TOURNAI

Le Tournai d’avant: quand la générosité était surtout privée

L'édifice d'origine, au 1 rue Barre st-Brice, de 1594 est intéressant pour la pierre gravée aux noms des fondateurs, Pierre Cazier et deux épouses.

Lorsque les révolutionnaires français décidèrent, entre autres ukases, de transférer, par la loi du 6 septembre 1797, tout ce qui ressortait des hôpitaux, veuves, fondations et «recrans» vers la structure nouvelle des Hospices Civils, cet organisme se vit confier le soin de gérer pas moins de soixante-trois établissements de charité publique qui cumulaient 180 000 francs, de dettes. Le «recran» Cazier, pris comme modèle, était du nombre.

Pour le salut de leur âme?

Dans les rues de la ville, il ne manque pas de rappels de cette charité voulue par nombre de bourgeois; c'était une maison, un capital avec, pour des jeunes filles isolées, de vieux ménages sans ressources, des ouvriers incapables d'encore travailler. L'administration en était confiée à un ecclésiastique, un bourgeois réputé honnête...

Évidemment, au fil du temps, la demeure se dégradait, les revenus financiers subissaient l'inflation, ce qui explique la dette que durent supporter les Hospices Civils. Quelle était la situation du recran Cazier? Les documents n'en disent rien.

Un notable

Pierre Cazier naît à Fleurbaix: il est seigneur d'Hauthinge, Tour-Baudrin, Camphin. C'est à Tournai qu'on le retrouve en tant que greffier de l'Échevinage de Saint-Brice – encore distinct de celui de la ville –. Un poste qui fait de lui un personnage important, au moins en rive droite.

Il épouse Françoise Robert le 20 juin 1575 dont il aura sept enfants. Les époux, par testament du 18 novembre 1605 «donnent une maison située rue Barre Saint-Brice, faisant le coin de la ruelle devant le cimetière de l'église, pour y loger six recrans ou gens cassés par le travail».

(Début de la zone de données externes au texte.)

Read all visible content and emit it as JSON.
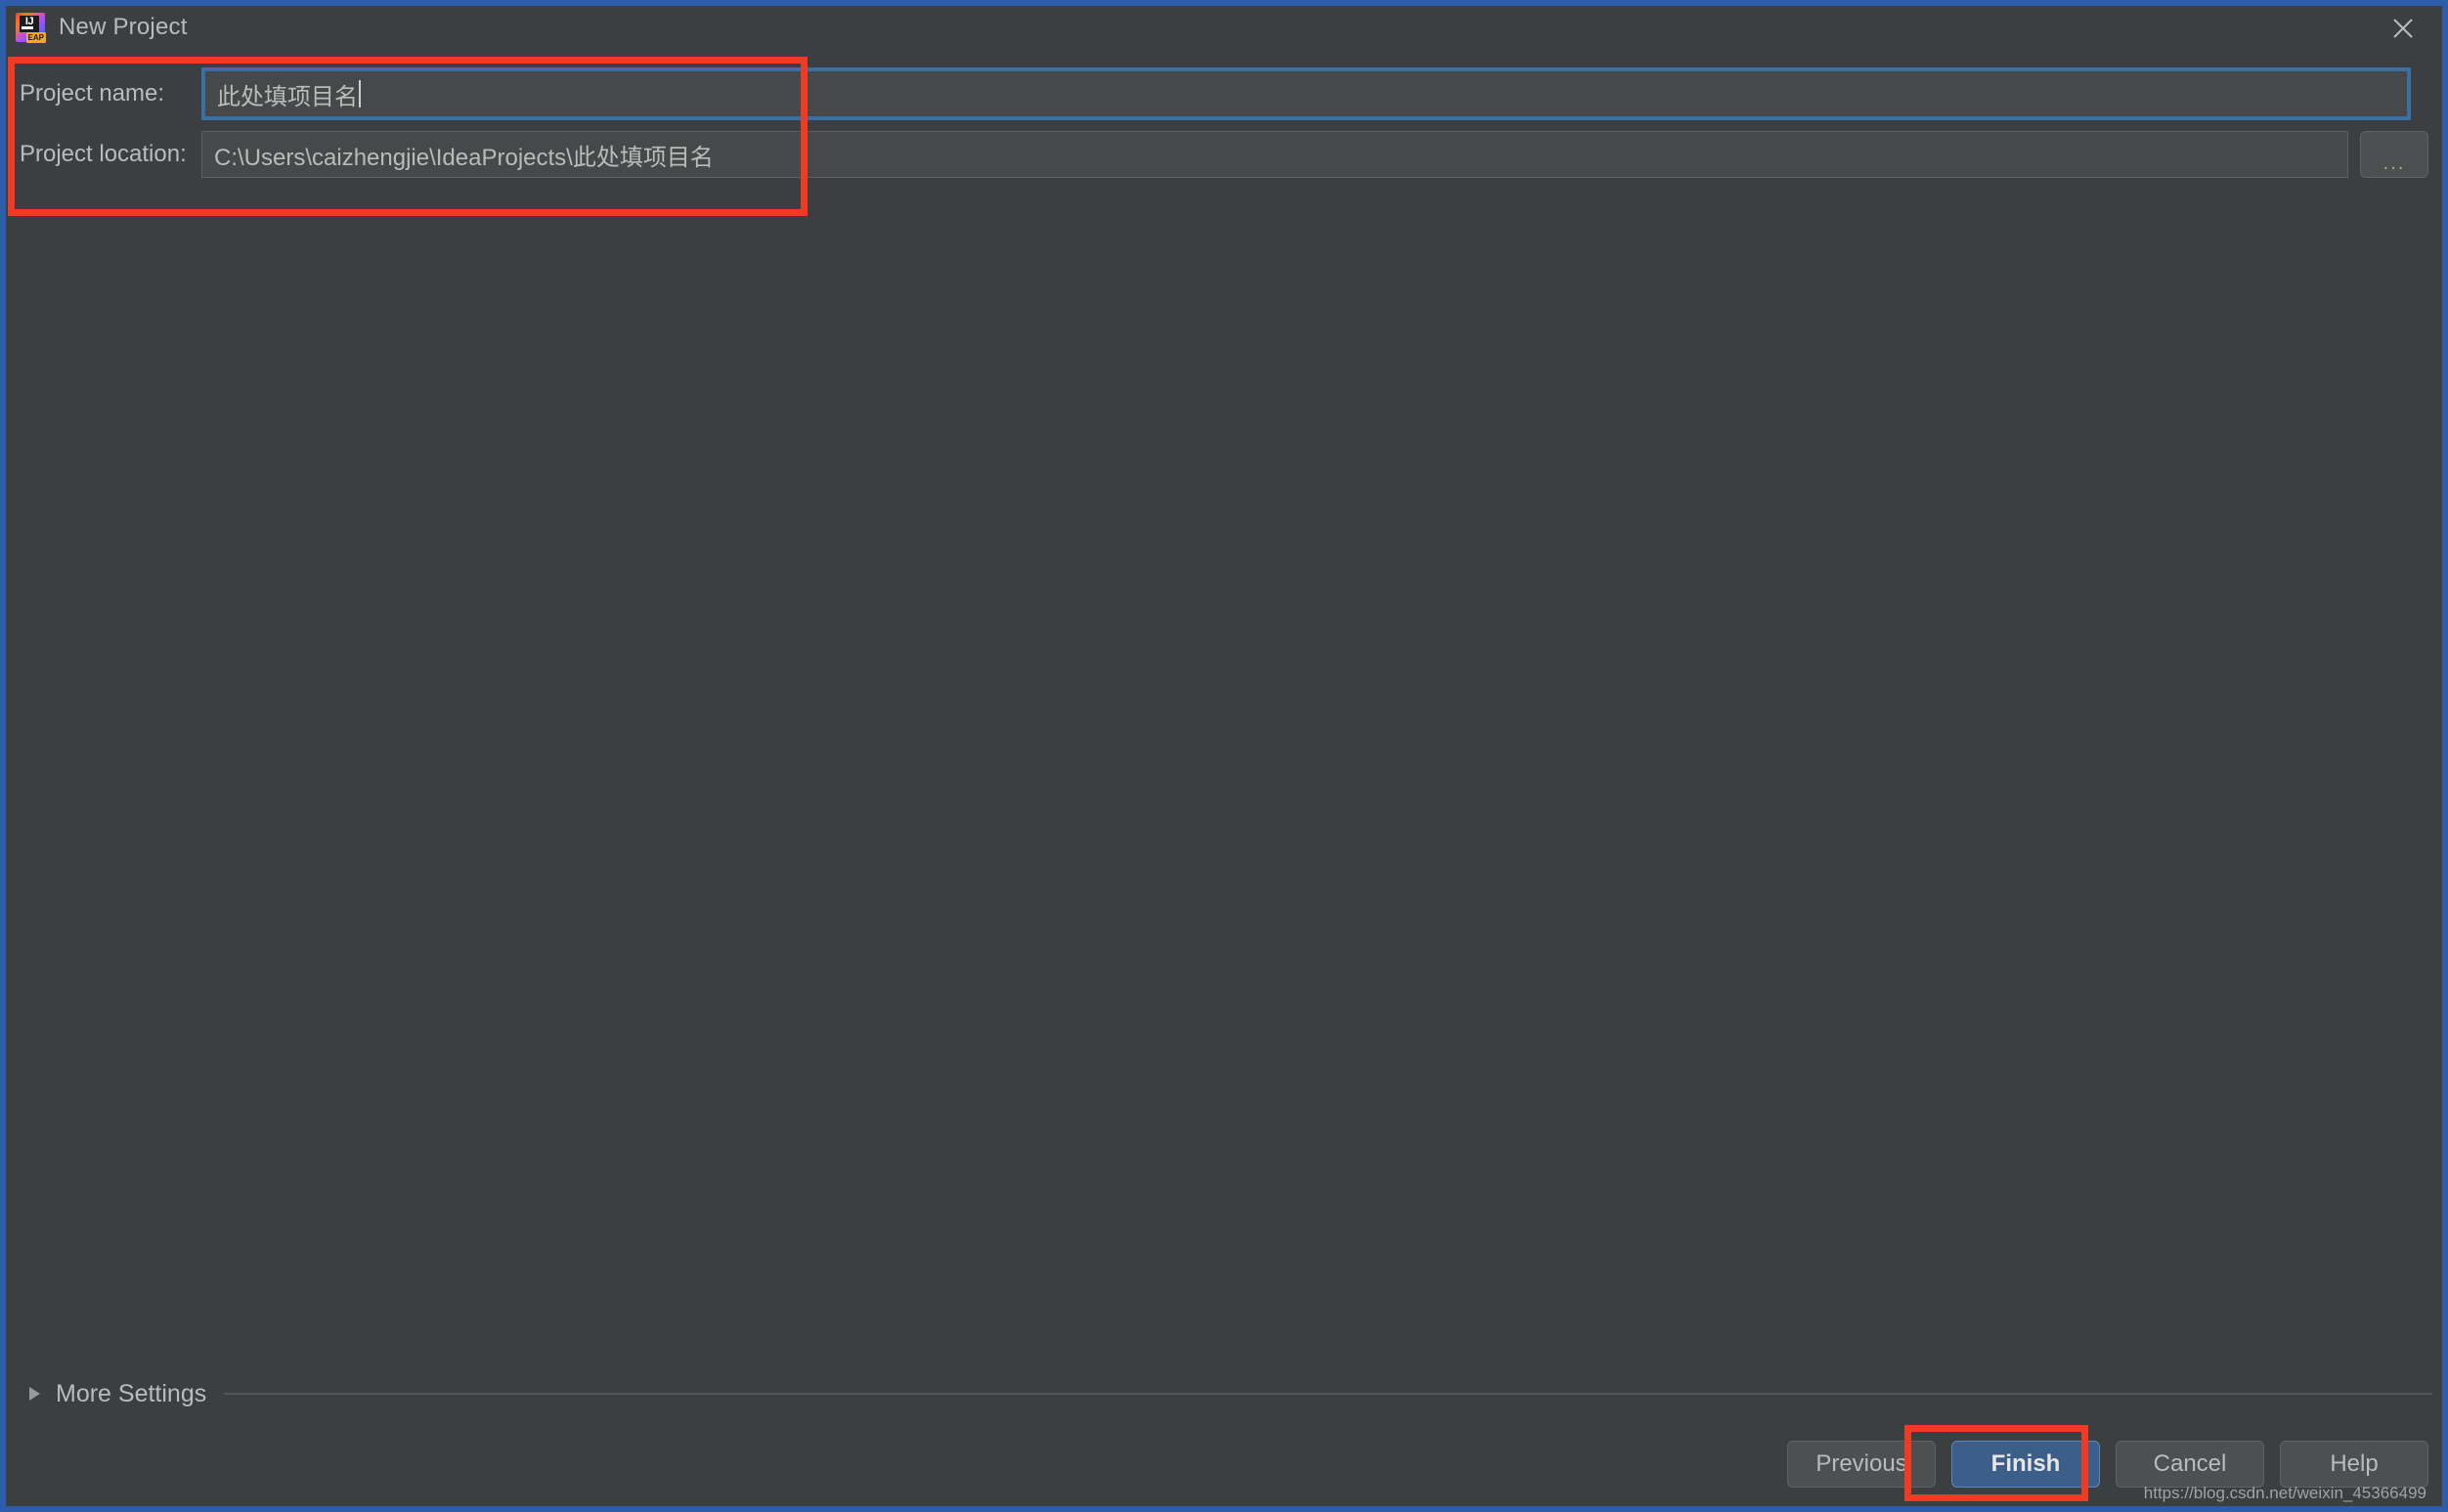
{
  "window": {
    "title": "New Project",
    "app_icon": "intellij-idea-eap-icon",
    "icon_text": "IJ",
    "icon_badge": "EAP",
    "close_icon": "close-icon",
    "border_color": "#2d5ca8",
    "background_color": "#3c3f41"
  },
  "form": {
    "project_name": {
      "label": "Project name:",
      "value": "此处填项目名",
      "focused": true,
      "focus_border_color": "#3b6ea5"
    },
    "project_location": {
      "label": "Project location:",
      "value": "C:\\Users\\caizhengjie\\IdeaProjects\\此处填项目名",
      "browse_label": "...",
      "browse_icon": "ellipsis-icon"
    }
  },
  "more_settings": {
    "label": "More Settings",
    "expanded": false,
    "chevron_icon": "triangle-right-icon"
  },
  "footer": {
    "buttons": [
      {
        "label": "Previous",
        "primary": false
      },
      {
        "label": "Finish",
        "primary": true
      },
      {
        "label": "Cancel",
        "primary": false
      },
      {
        "label": "Help",
        "primary": false
      }
    ]
  },
  "annotations": {
    "color": "#ef3b24",
    "fields_box": "highlight around project name and location fields",
    "finish_box": "highlight around Finish button"
  },
  "watermark": "https://blog.csdn.net/weixin_45366499"
}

La nomination des pourvus et l'administration de la maison sont confiées aux élus de Saint-Brice et à deux des parents des fondateurs. Le droit d'entrée passe de six à douze livres, chaque ménage a sa chambre personnelle et tous sont tenus « d’'assister chaque vendredi à un messe en mémoire des donateurs au couvent des Capucins, d'y baiser la croix érigée devant et de prier à Saint-Brice pour le repos de l'âme de Pierre et Françoise»,

L'immeuble actuel est une reconstruction de 1759, la façade avec pignon à ailerons se termine par un fronton classique. Fin des années 80, elle fut enduite totalement.

Il en manque une

Devenu veuf, P. Cazier épouse en secondes noces, le 1er février 1607, en l'église Saint-Jacques, Jehanne Dennetières, famille bourgeoise très honorablement connue; il est aura un fils, Nicolas.

C'est ainsi que la pierre commémorative, au-dessus de l'ancienne entrée, fait état des noms et armoiries de Pierre Cazier qui sont «parti à dextre d'argent à trois étoiles d'or, au chef de sable chargé d'une rose d'or; à senestre d'argent à une demi-aigle de sable mouvant de la dextre de la partition». De part et d'autre sont sculptés les armoiries de Françoise Robert et Jehanne Dennetières.

La pierre commémorative était sans doute posée lorsque Pierre Cazier épousa Marguerite qui survécut à son époux.